Le peintre français Pierre Soulages, connu pour ses tableaux aux nuances infinies de noir, est décédé à l'âge de 102 ans, a-t-on appris mercredi auprès d'Alfred Pacquement, ami de longue date du peintre et président du musée qui porte son nom à Rodez (Aveyron). "C'est une triste nouvelle, je viens de raccrocher avec sa veuve, Colette Soulages", a déclaré à l'AFP M. Pacquement.
Ce père de "l'outrenoir" était une figure majeure de l'art contemporain en France et à l'international.
"J'aime l'autorité du noir, sa gravité, son évidence, sa radicalité (...) Le noir a des possibilités insoupçonnées", expliquait en décembre 2019 l'artiste, un des rares à avoir eu les honneurs du Louvre de son vivant. "C'est une couleur très active. On met du noir à côté d'une couleur sombre et elle s'éclaire", confiait-il lors d'un entretien.

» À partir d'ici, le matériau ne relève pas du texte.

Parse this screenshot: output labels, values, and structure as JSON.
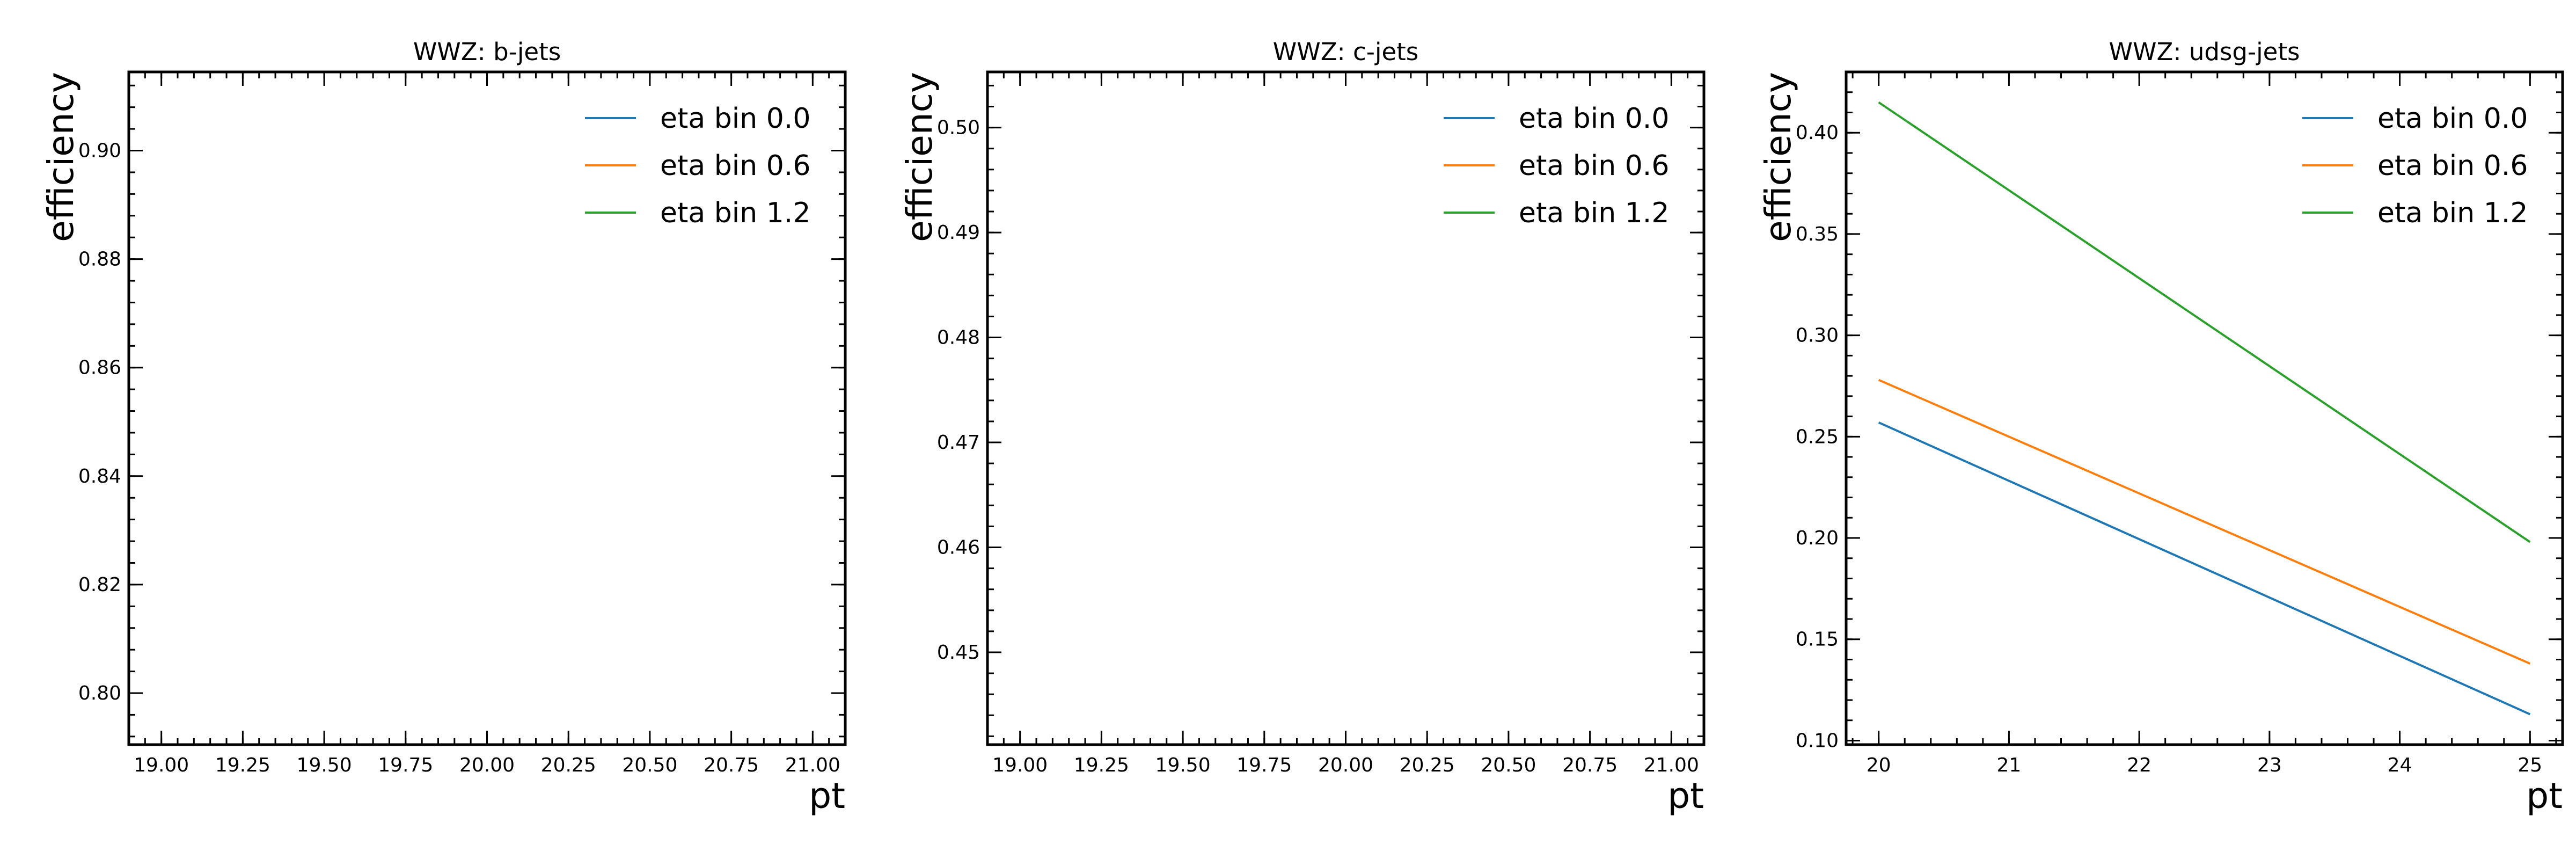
{
  "colors": {
    "eta0": "#1f77b4",
    "eta1": "#ff7f0e",
    "eta2": "#2ca02c"
  },
  "chart_data": [
    {
      "type": "line",
      "title": "WWZ: b-jets",
      "xlabel": "pt",
      "ylabel": "efficiency",
      "xlim": [
        18.9,
        21.1
      ],
      "ylim": [
        0.7905,
        0.9145
      ],
      "xticks": [
        "19.00",
        "19.25",
        "19.50",
        "19.75",
        "20.00",
        "20.25",
        "20.50",
        "20.75",
        "21.00"
      ],
      "xtick_values": [
        19.0,
        19.25,
        19.5,
        19.75,
        20.0,
        20.25,
        20.5,
        20.75,
        21.0
      ],
      "yticks": [
        "0.80",
        "0.82",
        "0.84",
        "0.86",
        "0.88",
        "0.90"
      ],
      "ytick_values": [
        0.8,
        0.82,
        0.84,
        0.86,
        0.88,
        0.9
      ],
      "legend": "top-right",
      "grid": false,
      "series": [
        {
          "name": "eta bin 0.0",
          "x": [],
          "values": []
        },
        {
          "name": "eta bin 0.6",
          "x": [],
          "values": []
        },
        {
          "name": "eta bin 1.2",
          "x": [],
          "values": []
        }
      ]
    },
    {
      "type": "line",
      "title": "WWZ: c-jets",
      "xlabel": "pt",
      "ylabel": "efficiency",
      "xlim": [
        18.9,
        21.1
      ],
      "ylim": [
        0.4412,
        0.5053
      ],
      "xticks": [
        "19.00",
        "19.25",
        "19.50",
        "19.75",
        "20.00",
        "20.25",
        "20.50",
        "20.75",
        "21.00"
      ],
      "xtick_values": [
        19.0,
        19.25,
        19.5,
        19.75,
        20.0,
        20.25,
        20.5,
        20.75,
        21.0
      ],
      "yticks": [
        "0.45",
        "0.46",
        "0.47",
        "0.48",
        "0.49",
        "0.50"
      ],
      "ytick_values": [
        0.45,
        0.46,
        0.47,
        0.48,
        0.49,
        0.5
      ],
      "legend": "top-right",
      "grid": false,
      "series": [
        {
          "name": "eta bin 0.0",
          "x": [],
          "values": []
        },
        {
          "name": "eta bin 0.6",
          "x": [],
          "values": []
        },
        {
          "name": "eta bin 1.2",
          "x": [],
          "values": []
        }
      ]
    },
    {
      "type": "line",
      "title": "WWZ: udsg-jets",
      "xlabel": "pt",
      "ylabel": "efficiency",
      "xlim": [
        19.75,
        25.25
      ],
      "ylim": [
        0.098,
        0.43
      ],
      "xticks": [
        "20",
        "21",
        "22",
        "23",
        "24",
        "25"
      ],
      "xtick_values": [
        20,
        21,
        22,
        23,
        24,
        25
      ],
      "yticks": [
        "0.10",
        "0.15",
        "0.20",
        "0.25",
        "0.30",
        "0.35",
        "0.40"
      ],
      "ytick_values": [
        0.1,
        0.15,
        0.2,
        0.25,
        0.3,
        0.35,
        0.4
      ],
      "legend": "top-right",
      "grid": false,
      "series": [
        {
          "name": "eta bin 0.0",
          "x": [
            20,
            25
          ],
          "values": [
            0.257,
            0.113
          ]
        },
        {
          "name": "eta bin 0.6",
          "x": [
            20,
            25
          ],
          "values": [
            0.278,
            0.138
          ]
        },
        {
          "name": "eta bin 1.2",
          "x": [
            20,
            25
          ],
          "values": [
            0.415,
            0.198
          ]
        }
      ]
    }
  ]
}
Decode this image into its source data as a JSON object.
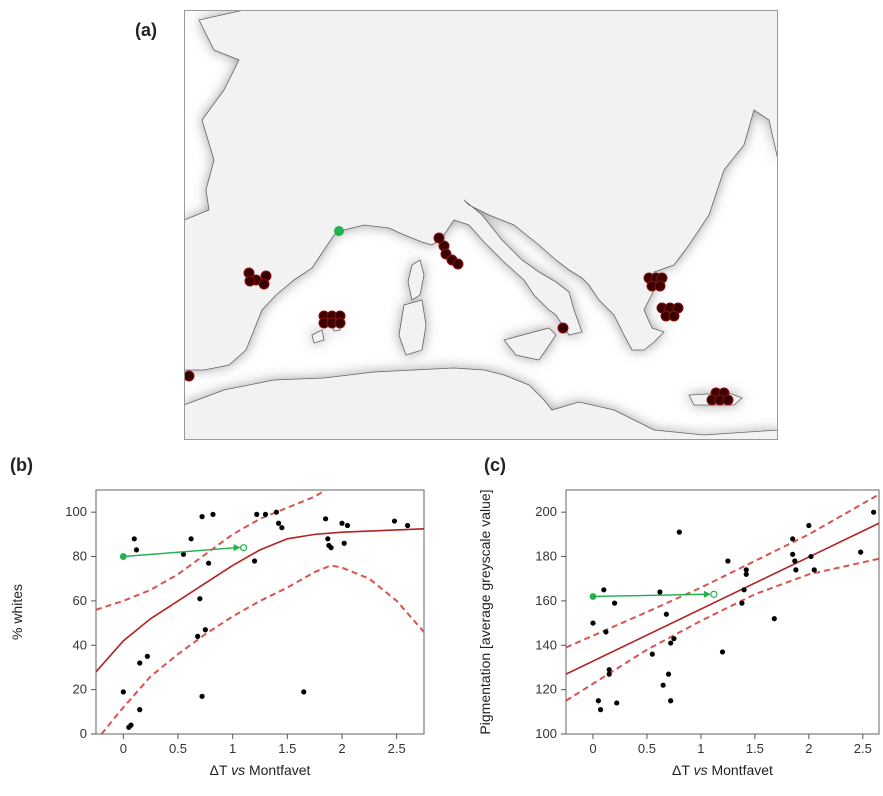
{
  "panels": {
    "a": "(a)",
    "b": "(b)",
    "c": "(c)"
  },
  "map": {
    "colors": {
      "sea": "#ffffff",
      "land": "#f2f2f2",
      "border": "#777777",
      "site": "#3a0000",
      "site_outline": "#8a1010",
      "reference": "#22b14c"
    }
  },
  "chart_data": [
    {
      "type": "scatter",
      "panel": "(b)",
      "title": "",
      "xlabel_parts": [
        "ΔT ",
        "vs",
        " Montfavet"
      ],
      "ylabel": "% whites",
      "xlim": [
        -0.25,
        2.75
      ],
      "ylim": [
        0,
        110
      ],
      "xticks": [
        0,
        0.5,
        1,
        1.5,
        2,
        2.5
      ],
      "xtick_labels": [
        "0",
        "0.5",
        "1",
        "1.5",
        "2",
        "2.5"
      ],
      "yticks": [
        0,
        20,
        40,
        60,
        80,
        100
      ],
      "ytick_labels": [
        "0",
        "20",
        "40",
        "60",
        "80",
        "100"
      ],
      "grid": false,
      "points": [
        [
          0.0,
          19
        ],
        [
          0.05,
          3
        ],
        [
          0.07,
          4
        ],
        [
          0.1,
          88
        ],
        [
          0.12,
          83
        ],
        [
          0.15,
          11
        ],
        [
          0.15,
          32
        ],
        [
          0.22,
          35
        ],
        [
          0.55,
          81
        ],
        [
          0.62,
          88
        ],
        [
          0.68,
          44
        ],
        [
          0.7,
          61
        ],
        [
          0.72,
          17
        ],
        [
          0.72,
          98
        ],
        [
          0.75,
          47
        ],
        [
          0.78,
          77
        ],
        [
          0.82,
          99
        ],
        [
          1.2,
          78
        ],
        [
          1.22,
          99
        ],
        [
          1.3,
          99
        ],
        [
          1.4,
          100
        ],
        [
          1.42,
          95
        ],
        [
          1.45,
          93
        ],
        [
          1.65,
          19
        ],
        [
          1.85,
          97
        ],
        [
          1.87,
          88
        ],
        [
          1.88,
          85
        ],
        [
          1.9,
          84
        ],
        [
          2.0,
          95
        ],
        [
          2.02,
          86
        ],
        [
          2.05,
          94
        ],
        [
          2.48,
          96
        ],
        [
          2.6,
          94
        ]
      ],
      "reference_shift": {
        "from": [
          0.0,
          80
        ],
        "to": [
          1.1,
          84
        ]
      },
      "fit": {
        "x": [
          -0.25,
          0,
          0.25,
          0.5,
          0.75,
          1.0,
          1.25,
          1.5,
          1.75,
          2.0,
          2.25,
          2.5,
          2.75
        ],
        "y": [
          28,
          42,
          52,
          60,
          68,
          76,
          83,
          88,
          90,
          91,
          91.5,
          92,
          92.5
        ]
      },
      "ci_upper": {
        "x": [
          -0.25,
          0,
          0.25,
          0.5,
          0.75,
          1.0,
          1.25,
          1.5,
          1.75,
          1.85
        ],
        "y": [
          56,
          60,
          65,
          72,
          81,
          90,
          97,
          102,
          107,
          110
        ]
      },
      "ci_lower": {
        "x": [
          -0.2,
          0,
          0.25,
          0.5,
          0.75,
          1.0,
          1.25,
          1.5,
          1.75,
          1.9,
          2.0,
          2.25,
          2.5,
          2.75
        ],
        "y": [
          0,
          12,
          26,
          36,
          45,
          53,
          60,
          66,
          73,
          76,
          75,
          70,
          60,
          46
        ]
      },
      "colors": {
        "points": "#000000",
        "fit": "#b22222",
        "ci": "#d9534f",
        "arrow": "#22b14c"
      }
    },
    {
      "type": "scatter",
      "panel": "(c)",
      "title": "",
      "xlabel_parts": [
        "ΔT ",
        "vs",
        " Montfavet"
      ],
      "ylabel": "Pigmentation [average greyscale value]",
      "xlim": [
        -0.25,
        2.65
      ],
      "ylim": [
        100,
        210
      ],
      "xticks": [
        0,
        0.5,
        1,
        1.5,
        2,
        2.5
      ],
      "xtick_labels": [
        "0",
        "0.5",
        "1",
        "1.5",
        "2",
        "2.5"
      ],
      "yticks": [
        100,
        120,
        140,
        160,
        180,
        200
      ],
      "ytick_labels": [
        "100",
        "120",
        "140",
        "160",
        "180",
        "200"
      ],
      "grid": false,
      "points": [
        [
          0.0,
          150
        ],
        [
          0.05,
          115
        ],
        [
          0.07,
          111
        ],
        [
          0.1,
          165
        ],
        [
          0.12,
          146
        ],
        [
          0.15,
          129
        ],
        [
          0.15,
          127
        ],
        [
          0.2,
          159
        ],
        [
          0.22,
          114
        ],
        [
          0.55,
          136
        ],
        [
          0.62,
          164
        ],
        [
          0.65,
          122
        ],
        [
          0.68,
          154
        ],
        [
          0.7,
          127
        ],
        [
          0.72,
          115
        ],
        [
          0.72,
          141
        ],
        [
          0.75,
          143
        ],
        [
          0.8,
          191
        ],
        [
          1.2,
          137
        ],
        [
          1.25,
          178
        ],
        [
          1.38,
          159
        ],
        [
          1.4,
          165
        ],
        [
          1.42,
          174
        ],
        [
          1.42,
          172
        ],
        [
          1.68,
          152
        ],
        [
          1.85,
          188
        ],
        [
          1.85,
          181
        ],
        [
          1.87,
          178
        ],
        [
          1.88,
          174
        ],
        [
          2.0,
          194
        ],
        [
          2.02,
          180
        ],
        [
          2.05,
          174
        ],
        [
          2.48,
          182
        ],
        [
          2.6,
          200
        ]
      ],
      "reference_shift": {
        "from": [
          0.0,
          162
        ],
        "to": [
          1.12,
          163
        ]
      },
      "fit": {
        "x": [
          -0.25,
          2.65
        ],
        "y": [
          127,
          195
        ]
      },
      "ci_upper": {
        "x": [
          -0.25,
          0.5,
          1.0,
          1.5,
          2.0,
          2.65
        ],
        "y": [
          139,
          155,
          166,
          178,
          190,
          208
        ]
      },
      "ci_lower": {
        "x": [
          -0.25,
          0.5,
          1.0,
          1.5,
          2.0,
          2.65
        ],
        "y": [
          115,
          138,
          151,
          163,
          172,
          179
        ]
      },
      "colors": {
        "points": "#000000",
        "fit": "#b22222",
        "ci": "#d9534f",
        "arrow": "#22b14c"
      }
    }
  ]
}
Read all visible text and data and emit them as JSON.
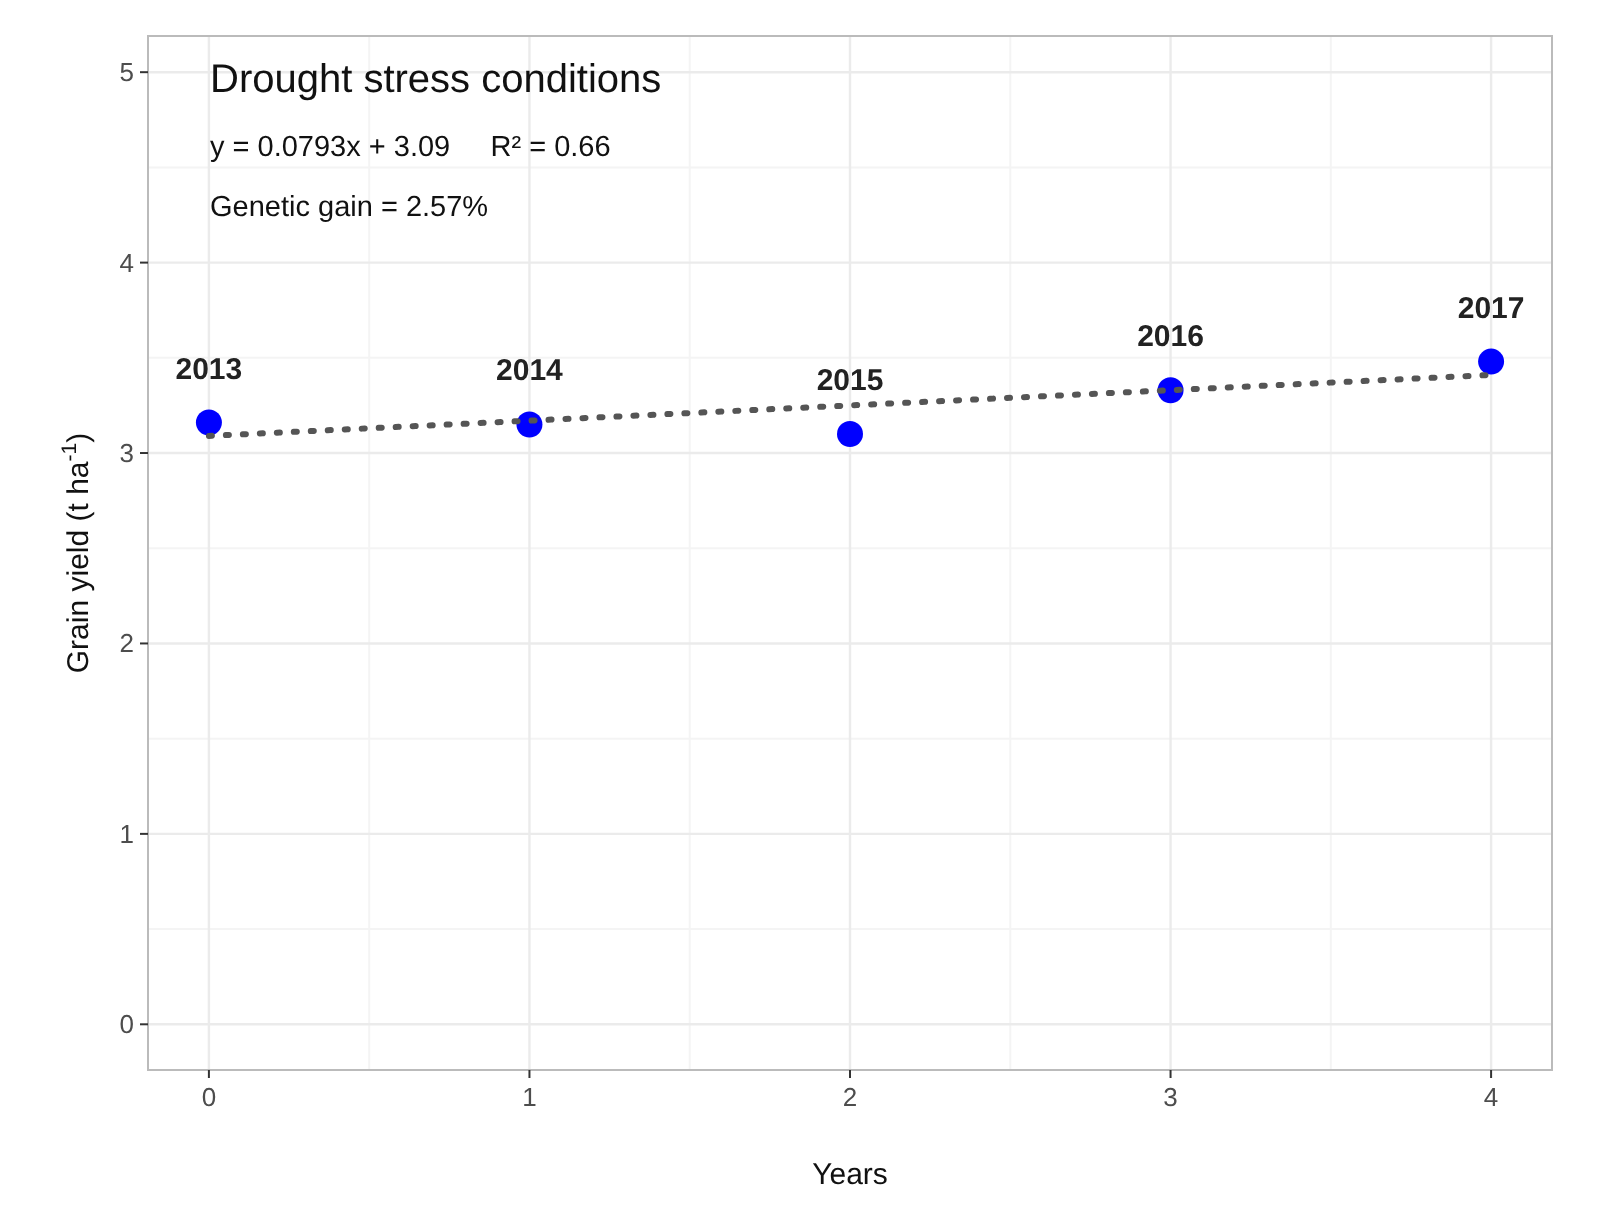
{
  "chart_data": {
    "type": "scatter",
    "title": "Drought stress conditions",
    "xlabel": "Years",
    "ylabel": "Grain yield (t ha$^{-1}$)",
    "annotations": [
      "y = 0.0793x + 3.09     R² = 0.66",
      "Genetic gain = 2.57%",
      {
        "text": "2013",
        "x": 0,
        "y": 3.16
      },
      {
        "text": "2014",
        "x": 1,
        "y": 3.15
      },
      {
        "text": "2015",
        "x": 2,
        "y": 3.1
      },
      {
        "text": "2016",
        "x": 3,
        "y": 3.33
      },
      {
        "text": "2017",
        "x": 4,
        "y": 3.48
      }
    ],
    "series": [
      {
        "color": "#0000ff",
        "x": [
          0,
          1,
          2,
          3,
          4
        ],
        "values": [
          3.16,
          3.15,
          3.1,
          3.33,
          3.48
        ],
        "marker": "circle"
      },
      {
        "type": "line",
        "color": "#555555",
        "x": [
          0,
          4
        ],
        "values": [
          3.09,
          3.41
        ],
        "line_style": "dotted",
        "marker": "none"
      }
    ],
    "xlim": [
      -0.19,
      4.19
    ],
    "ylim": [
      -0.24,
      5.19
    ],
    "xticks": [
      0,
      1,
      2,
      3,
      4
    ],
    "yticks": [
      0,
      1,
      2,
      3,
      4,
      5
    ],
    "grid": true
  }
}
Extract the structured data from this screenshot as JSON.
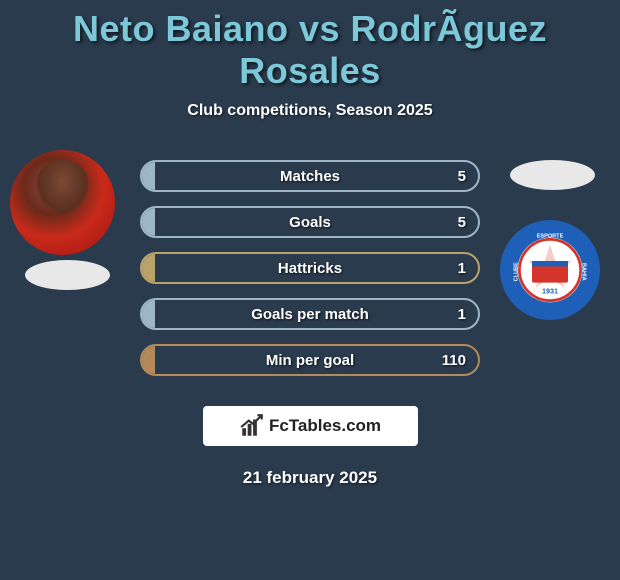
{
  "title": "Neto Baiano vs RodrÃ­guez Rosales",
  "subtitle": "Club competitions, Season 2025",
  "background_color": "#2a3b4d",
  "title_color": "#7cc8d8",
  "bars": [
    {
      "label": "Matches",
      "value": "5",
      "border": "#9fb6c9",
      "fill": "#9fb6c9",
      "fill_pct": 4
    },
    {
      "label": "Goals",
      "value": "5",
      "border": "#9fb6c9",
      "fill": "#9fb6c9",
      "fill_pct": 4
    },
    {
      "label": "Hattricks",
      "value": "1",
      "border": "#b9a36a",
      "fill": "#b9a36a",
      "fill_pct": 4
    },
    {
      "label": "Goals per match",
      "value": "1",
      "border": "#9fb6c9",
      "fill": "#9fb6c9",
      "fill_pct": 4
    },
    {
      "label": "Min per goal",
      "value": "110",
      "border": "#b48a5a",
      "fill": "#b48a5a",
      "fill_pct": 4
    }
  ],
  "footer": {
    "brand": "FcTables.com",
    "date": "21 february 2025"
  },
  "badge": {
    "outer_color": "#1e5fb8",
    "inner_color": "#ffffff",
    "accent_color": "#d4342a"
  }
}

Grand, toujours vêtu de noir, Soulages n'a jamais coupé le lien avec son terroir natal, l'Aveyron, tout en peignant ailleurs. C'était un homme de fidélités, à lui-même, aux paysages de son enfance, aux grands plateaux, à sa quête artistique de lumière.
Pendant plus de 75 ans, il a tracé inlassablement son sillon, s'attirant la reconnaissance des institutions culturelles et du marché de l'art qui en a fait un des artistes français en activité les plus cotés.
A l'approche de son exposition au Louvre fin 2019, une de ses toiles de 1960 a été adjugée 9,6 millions d'euros à Paris, un record mondial. Le précédent record était de 9,2 millions pour une toile de 1959, vendue en 2018 à New York.
"Cela veut juste dire qu'il y a des gens fortunés qui peuvent acquérir des oeuvres", balayait-il, dans Le Monde.